Mshairi [9] on Pale is Beautiful, discusses skin tones and the values placed on lighter skinned black women over darker skinned ones.

What then is the problem with the rest of us? Why do we feel the need to make ourselves pale (or white as this can only be the true underlying need)? Not just with our skins but also with our hair? Reading the Autobiography of Malcolm X, I always laugh wryly at the section where Malcolm wanting to make his hair straight, applies lye, which begins to burn his scalp forcing him to dunk his head in the toilet bowl when he realises there is no water coming from the taps to wash off the lye (this was just as the Police burst in to arrest him).

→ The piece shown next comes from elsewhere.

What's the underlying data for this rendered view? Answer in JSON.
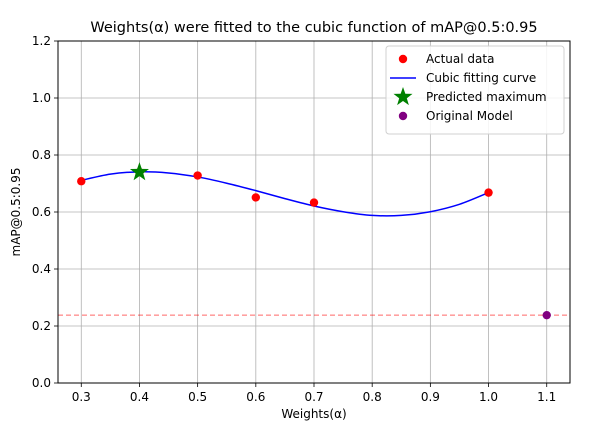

Annie of Palava Soup [10] writes about a documentary called The Long Journey of Clement Zulu which

“follows three men immediately after their release from Robben Island: Clement Zulu, Ebrahim Ismail Ebrahim and James Mange.”

As Annie writes, not everyone that left Robben Island became President and this documents the lives of some of the other prisoners who suffered long incarcerations at the hand of successive apartheid governments in South Africa.

Prison destroyed my life,” said Clement Zulu. Do not get it twisted, these men were proud to have done what they did for their country. But when you step off that boat from Robben Island where do you go? Home? Where is that? Ebrahim Ebrahim was reunited with his family and immediately became an active member of the ANC again. He soon assumed a top position. Yet his relationship with his young daughter suffered. His relationships with his whole family suffered. “Sometimes I fight depression.” And why wouldn’t he when he spent his adult life behind bars?